You're beginning to drag the ones you love down

          - Dziękuję, że jesteście ze mną, przyjaciele – powiedziała Lacuna, po czym spojrzała na Berita. – I tobie…
          - Do dzieła.
          Nikt nie spodziewał się ataku na główną rezydencję rodu. Nie mieli pojęcia, że ktoś czyha na ich życia. Beatrice wciąż łudziła się, że słowa Lacuny były tylko czczymi pogróżkami, więc zachowała milczenie, chcąc chronić uczennicę siostry. Przecież była dla niej jak rodzina. Nie chciała znowu kogoś stracić. Obiecała sobie, że nie popełni znowu tego samego błędu.

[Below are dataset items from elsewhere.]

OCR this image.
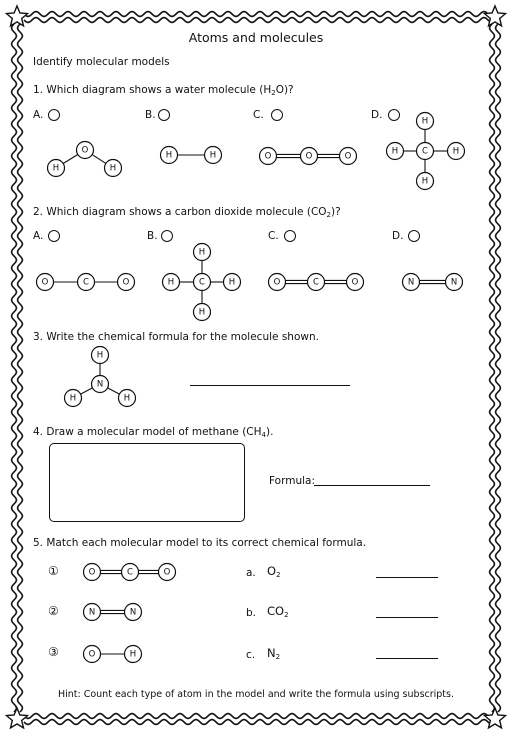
Atoms and molecules
Identify molecular models
1. Which diagram shows a water molecule $(H_2O)$?
A.	B.	C.	D.
2. Which diagram shows a carbon dioxide molecule $(CO_2)$?
A.	B.	C.	D.
3. Write the chemical formula for the molecule shown.
4. Draw a molecular model of methane $(CH_4)$.
Formula:
5. Match each molecular model to its correct chemical formula.
①
②
③
a. $O_2$
b. $CO_2$
c. $N_2$
Hint: Count each type of atom in the model and write the formula using subscripts.
O
H	H
H	H	O	O	O	C
H
H
H	H
O	C	O	C
H
H
H	H	O	C	O	N	N
N
H
H	H
O	C	O
N	N
O	H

          Być może też nie sądziła, że Lacuna będzie zdolna zrealizować swój plan. A jednak udało jej się. W towarzystwie kilkunastu demonów zaatakowała budynek. Chroniony był oczywiście barierą, ale ona doskonale znała wszystkie zaklęcia, które były na nią nałożone i z łatwością je zneutralizowała.
          - Lacuna! – krzyknęła rozpaczliwie Beatrice, patrząc na zgliszcza domu. Gdyby przybyła kilka minut wcześniej, może to coś by zmieniło? – Zatrzymaj to! Może da się ich jeszcze…
          - Uratować? – roześmiała się dziewczyna. – Tak jak uratowałaś Aurorę?
          - Lacuna nie… Proszę. Powiedz, że nie miałaś z tym nic wspólnego.
          - Własnymi rękami, jednego po drugim… Wszystkich, którzy mieli coś wspólnego ze śmiercią Aurory – oznajmiła Lacuna, szczerząc zęby. – Zostałaś już tylko ty.
          - Część tych ludzi nie miała z tym nic wspólnego! Te dzieci! Pracownicy… Oni nie mieli nawet żadnych mocy. Nie mieli o niczym pojęcia.
          - Pracowali dla nich, byli częścią tej rodziny – warknęła Lacuna. – Ty możesz co najwyżej dołączyć do nich.
          - Czy ty siebie słyszysz? Lacuna otrząśnij się – błagała Beatrice ze łzami w oczach. – Chciałaś chronić ludzi, chciałaś ich ratować, tak jak Aurora uratowała ciebie, a nie zabijać!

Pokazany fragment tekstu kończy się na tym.